Mitotic recombination was induced using the FRT/FLP system (Chou and Perrimon, 1992). Larvae of the genotype y w mys^XG43 FRT¹⁰¹/y w Ubq::GFP FRT¹⁰¹; HsFlp38 were subjected to heat shock for 1 hour at 37°C, allowed to develop and then dissected. To generate large βPS^– clones in the posterior compartment, the FRT/FLP system was combined with the GAL4 system (Brand and Perrimon, 1993). Larvae of the genotype y w mys^XG43 FRT¹⁰¹/y w Ubq::GFP FRT¹⁰¹; enGAL4/UAS-Flp38 were generated by crossing females of the genotype y w mys^XG43 FRT¹⁰¹/FM6; UAS-Flp38 to y w Ubq::GFP FRT¹⁰¹; enGAL4/CyO males. Integrin mutant clones were identified by the absence of staining with either a monoclonal antibody specific for βPS or an antibody to β-galactosidase. To test the ability of Raf^DN to suppress the wing blistering due to genetic loss of βPS larvae from the cross between y w mys^XG43 FRT¹⁰¹/FM6; UAS-Raf^DN/TM6 and hsGFhsFlp1.22 FRT¹⁰¹; enGAL4 were subjected to heat shock as described above. Wing blistering was compared between the female progeny with somatic mys wing clones (ywmys^XG43FRT¹⁰¹/hsGFPhsFlp1.22FRT¹⁰¹; enGAL4/+; TM6/+) and females with somatic mys wing clones overexpressing Raf^DN (ywmys^XG43FRT¹⁰¹/hsGFPhsFlp1.22FRT¹⁰¹; enGAL4/+; UAS-Raf^DN/+). To produce diβ expressing clones, larvae from the cross between UAS-diβ and ywhsFlp1.22; abx/Ubx [f⁺] GAL4-lacZ/CyO (de Celis and Bray, 1997) were subjected to the same heat shock treatment. Larval discs were dissected out and stained with an antibody against either β-galactosidase or the myc epitope to distinguish the diβ⁺ cells.

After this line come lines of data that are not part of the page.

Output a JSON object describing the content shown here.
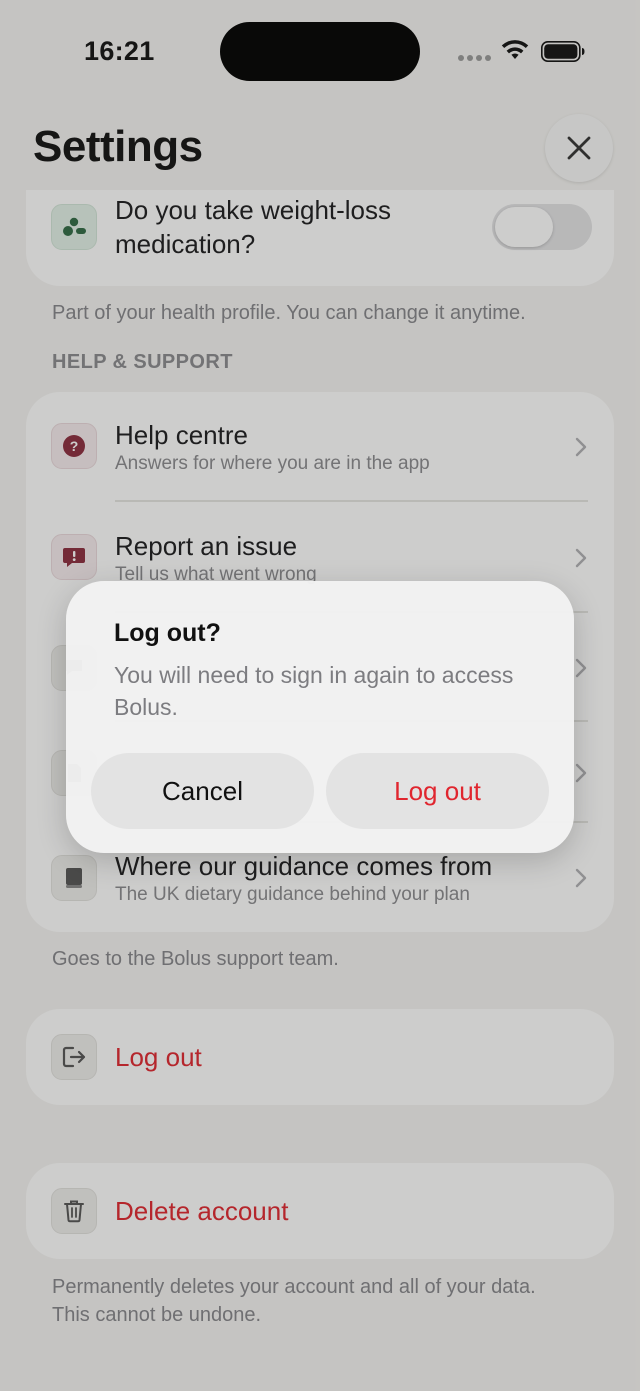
{
  "status_bar": {
    "time": "16:21"
  },
  "header": {
    "title": "Settings"
  },
  "medication": {
    "question": "Do you take weight-loss medication?",
    "toggle_on": false,
    "footnote": "Part of your health profile. You can change it anytime."
  },
  "help_support": {
    "section_title": "HELP & SUPPORT",
    "items": [
      {
        "title": "Help centre",
        "subtitle": "Answers for where you are in the app",
        "icon": "question-icon"
      },
      {
        "title": "Report an issue",
        "subtitle": "Tell us what went wrong",
        "icon": "report-icon"
      },
      {
        "icon": "chat-icon"
      },
      {
        "icon": "document-icon"
      },
      {
        "title": "Where our guidance comes from",
        "subtitle": "The UK dietary guidance behind your plan",
        "icon": "book-icon"
      }
    ],
    "footnote": "Goes to the Bolus support team."
  },
  "logout": {
    "label": "Log out",
    "icon": "logout-icon"
  },
  "delete_account": {
    "label": "Delete account",
    "icon": "trash-icon",
    "footnote_line1": "Permanently deletes your account and all of your data.",
    "footnote_line2": "This cannot be undone."
  },
  "dialog": {
    "title": "Log out?",
    "message": "You will need to sign in again to access Bolus.",
    "cancel_label": "Cancel",
    "confirm_label": "Log out"
  },
  "colors": {
    "destructive": "#e0262f",
    "background": "#f5f4f2",
    "card": "#ffffff"
  }
}
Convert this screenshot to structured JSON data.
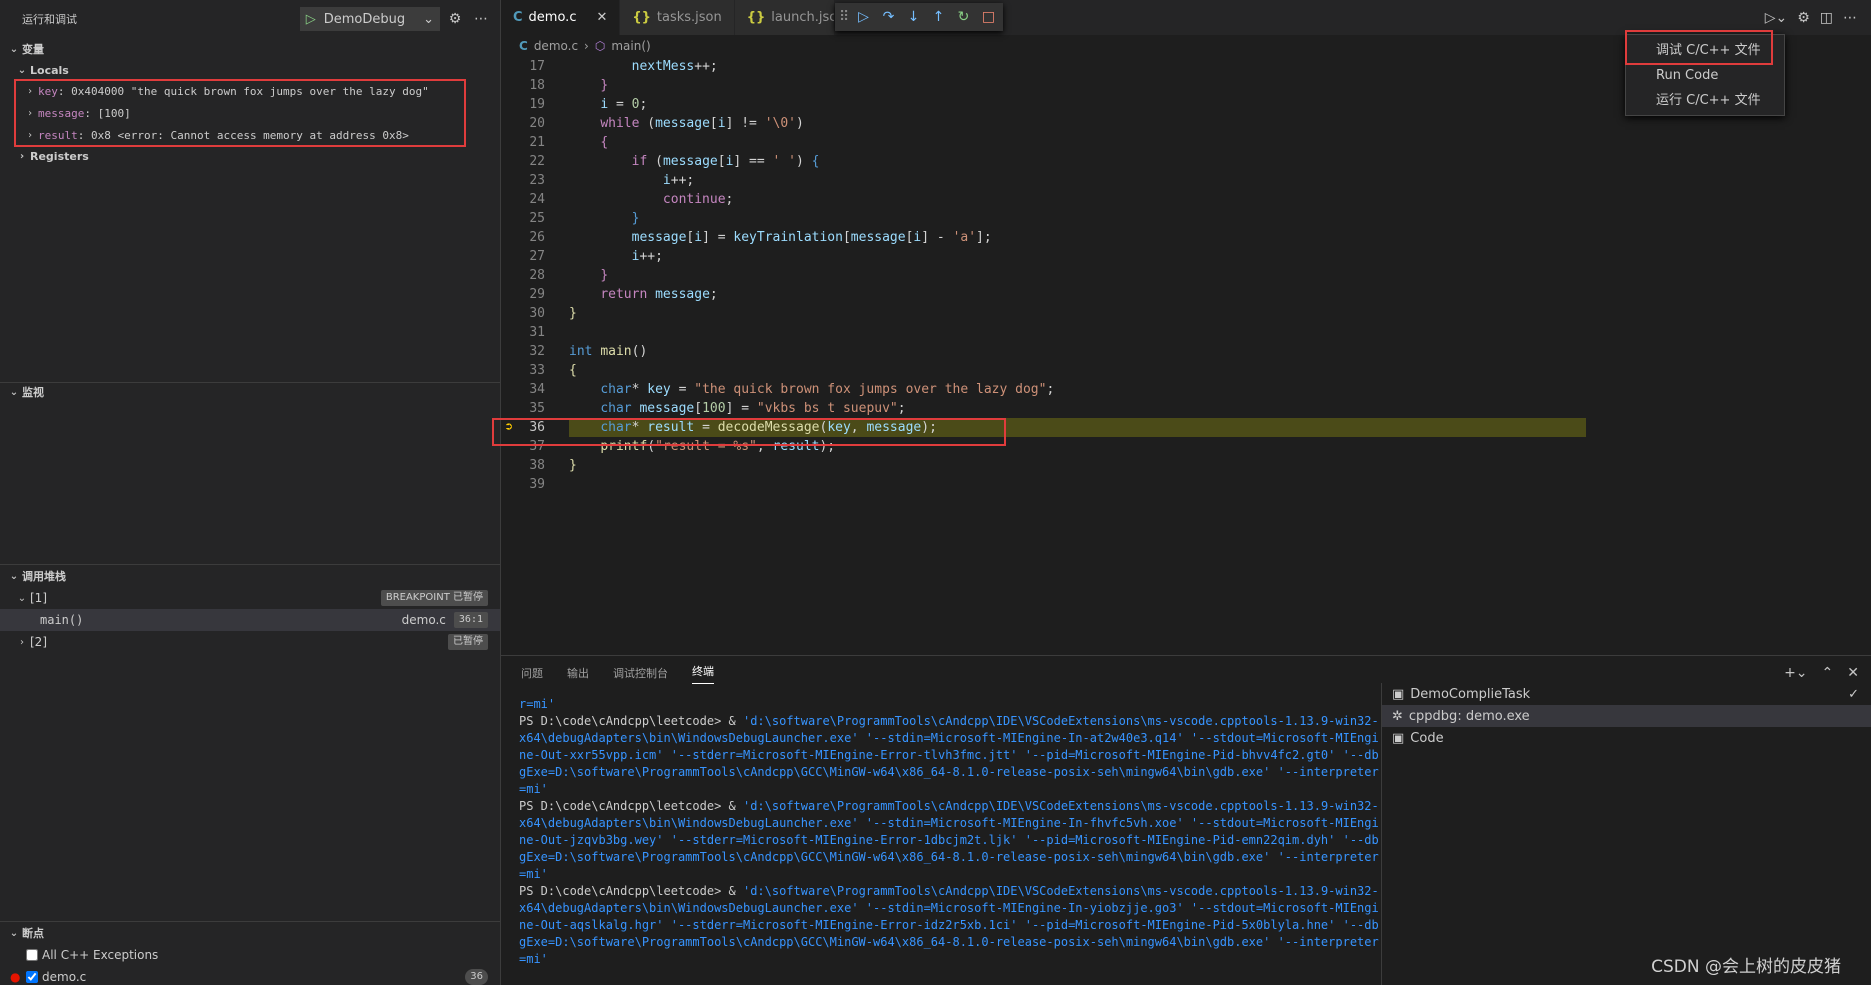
{
  "sidebar": {
    "title": "运行和调试",
    "config_name": "DemoDebug",
    "variables_header": "变量",
    "locals_label": "Locals",
    "locals": [
      {
        "name": "key",
        "value": "0x404000 \"the quick brown fox jumps over the lazy dog\""
      },
      {
        "name": "message",
        "value": "[100]"
      },
      {
        "name": "result",
        "value": "0x8 <error: Cannot access memory at address 0x8>"
      }
    ],
    "registers_label": "Registers",
    "watch_header": "监视",
    "callstack_header": "调用堆栈",
    "threads": [
      {
        "label": "[1]",
        "status": "BREAKPOINT 已暂停"
      },
      {
        "label": "[2]",
        "status": "已暂停"
      }
    ],
    "frame": {
      "name": "main()",
      "file": "demo.c",
      "pos": "36:1"
    },
    "breakpoints_header": "断点",
    "breakpoints": [
      {
        "label": "All C++ Exceptions",
        "checked": false
      },
      {
        "label": "demo.c",
        "checked": true,
        "count": "36"
      }
    ]
  },
  "tabs": [
    {
      "label": "demo.c"
    },
    {
      "label": "tasks.json"
    },
    {
      "label": "launch.jsc"
    }
  ],
  "breadcrumb": {
    "file": "demo.c",
    "symbol": "main()"
  },
  "code_lines": [
    {
      "n": "17"
    },
    {
      "n": "18"
    },
    {
      "n": "19"
    },
    {
      "n": "20"
    },
    {
      "n": "21"
    },
    {
      "n": "22"
    },
    {
      "n": "23"
    },
    {
      "n": "24"
    },
    {
      "n": "25"
    },
    {
      "n": "26"
    },
    {
      "n": "27"
    },
    {
      "n": "28"
    },
    {
      "n": "29"
    },
    {
      "n": "30"
    },
    {
      "n": "31"
    },
    {
      "n": "32"
    },
    {
      "n": "33"
    },
    {
      "n": "34"
    },
    {
      "n": "35"
    },
    {
      "n": "36"
    },
    {
      "n": "37"
    },
    {
      "n": "38"
    },
    {
      "n": "39"
    }
  ],
  "run_menu": {
    "items": [
      "调试 C/C++ 文件",
      "Run Code",
      "运行 C/C++ 文件"
    ]
  },
  "panel": {
    "tabs": [
      "问题",
      "输出",
      "调试控制台",
      "终端"
    ],
    "terminal": [
      {
        "prompt": "",
        "text": "r=mi'"
      },
      {
        "prompt": "PS D:\\code\\cAndcpp\\leetcode>  & ",
        "text": "'d:\\software\\ProgrammTools\\cAndcpp\\IDE\\VSCodeExtensions\\ms-vscode.cpptools-1.13.9-win32-x64\\debugAdapters\\bin\\WindowsDebugLauncher.exe' '--stdin=Microsoft-MIEngine-In-at2w40e3.q14' '--stdout=Microsoft-MIEngine-Out-xxr55vpp.icm' '--stderr=Microsoft-MIEngine-Error-tlvh3fmc.jtt' '--pid=Microsoft-MIEngine-Pid-bhvv4fc2.gt0' '--dbgExe=D:\\software\\ProgrammTools\\cAndcpp\\GCC\\MinGW-w64\\x86_64-8.1.0-release-posix-seh\\mingw64\\bin\\gdb.exe' '--interpreter=mi'"
      },
      {
        "prompt": "PS D:\\code\\cAndcpp\\leetcode>  & ",
        "text": "'d:\\software\\ProgrammTools\\cAndcpp\\IDE\\VSCodeExtensions\\ms-vscode.cpptools-1.13.9-win32-x64\\debugAdapters\\bin\\WindowsDebugLauncher.exe' '--stdin=Microsoft-MIEngine-In-fhvfc5vh.xoe' '--stdout=Microsoft-MIEngine-Out-jzqvb3bg.wey' '--stderr=Microsoft-MIEngine-Error-1dbcjm2t.ljk' '--pid=Microsoft-MIEngine-Pid-emn22qim.dyh' '--dbgExe=D:\\software\\ProgrammTools\\cAndcpp\\GCC\\MinGW-w64\\x86_64-8.1.0-release-posix-seh\\mingw64\\bin\\gdb.exe' '--interpreter=mi'"
      },
      {
        "prompt": "PS D:\\code\\cAndcpp\\leetcode>  & ",
        "text": "'d:\\software\\ProgrammTools\\cAndcpp\\IDE\\VSCodeExtensions\\ms-vscode.cpptools-1.13.9-win32-x64\\debugAdapters\\bin\\WindowsDebugLauncher.exe' '--stdin=Microsoft-MIEngine-In-yiobzjje.go3' '--stdout=Microsoft-MIEngine-Out-aqslkalg.hgr' '--stderr=Microsoft-MIEngine-Error-idz2r5xb.1ci' '--pid=Microsoft-MIEngine-Pid-5x0blyla.hne' '--dbgExe=D:\\software\\ProgrammTools\\cAndcpp\\GCC\\MinGW-w64\\x86_64-8.1.0-release-posix-seh\\mingw64\\bin\\gdb.exe' '--interpreter=mi'"
      }
    ],
    "terminal_list": [
      "DemoComplieTask",
      "cppdbg: demo.exe",
      "Code"
    ]
  },
  "watermark": "CSDN @会上树的皮皮猪",
  "colors": {
    "highlight": "#4b4b18",
    "annotation": "#e03c3c",
    "accent": "#3794ff"
  }
}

Imaginal discs were fixed in 4% PFA in PBS for 1 hour on ice and antibody staining was performed according to standard procedures. The primary antibodies used were: mouse monoclonal anti-βPS integrin CF6G11 (1:10; Developmental Hybridoma Bank), mouse monoclonal anti-talin (1:5) (Brown et al., 2002), rabbit anti-GFP (1:500, Molecular Probes), mouse monoclonal anti-phosphotyrosine clone pY20 (1:500, Zymed), rabbit anti-lamininA (1:250) (Gutzeit et al., 1991) and rabbit anti-β-galactosidase (1:5000, Capell); the monoclonal CN6D10 binds to a component of the basal matrix (1:500) (Brower et al., 1987), mouse monoclonal anti-myc (1:500 Oncogene Research Products) and anti-active MAPK antibody (1:200 Sigma). Alexa-Fluor-conjugated secondary antibodies were from Molecular Probes and were used at a dilution of 1:200. Actin was visualised with Rhodamine-phalloidin (Sigma) as described before (Eaton et al., 1995), and imaginal discs were sectioned and stained with Toluidine Blue as described before (Eaton et al., 1995). Images were collected using a confocal microscope Leica TCS-SP2-AOBS and scanning electron microscopy was performed using a Zeiss DSM 950 microscope at the Microscopy Unit of the University of Granada.

We thank D. Martín, for his assistance with the confocal microscope. We also thank the microscopy unit from the University of Granada (Spain), especially C. Hernández, for their assistance with the sections and the scanning electron microscopy. We thank A. González-Reyes, S. Gregory and I. Palacios for critically reading the manuscript, and M Sefton for improvements to the manuscript. This work was supported by grants awarded to M.D.M.B.: a Project Grant 054613 from the Wellcome Trust, a Royal Society University Research Fellowship (516002.K5510), a project grant (BMC2001-2298) from the Spanish Ministery of Science and Technology and a European Molecular Biology Organization Young Investigator Award. P.D.G. and M.D.M.B. performed experiments and analysed data. M.D.M.B. conceived, designed and wrote the paper. N.H.B. advised on the latter.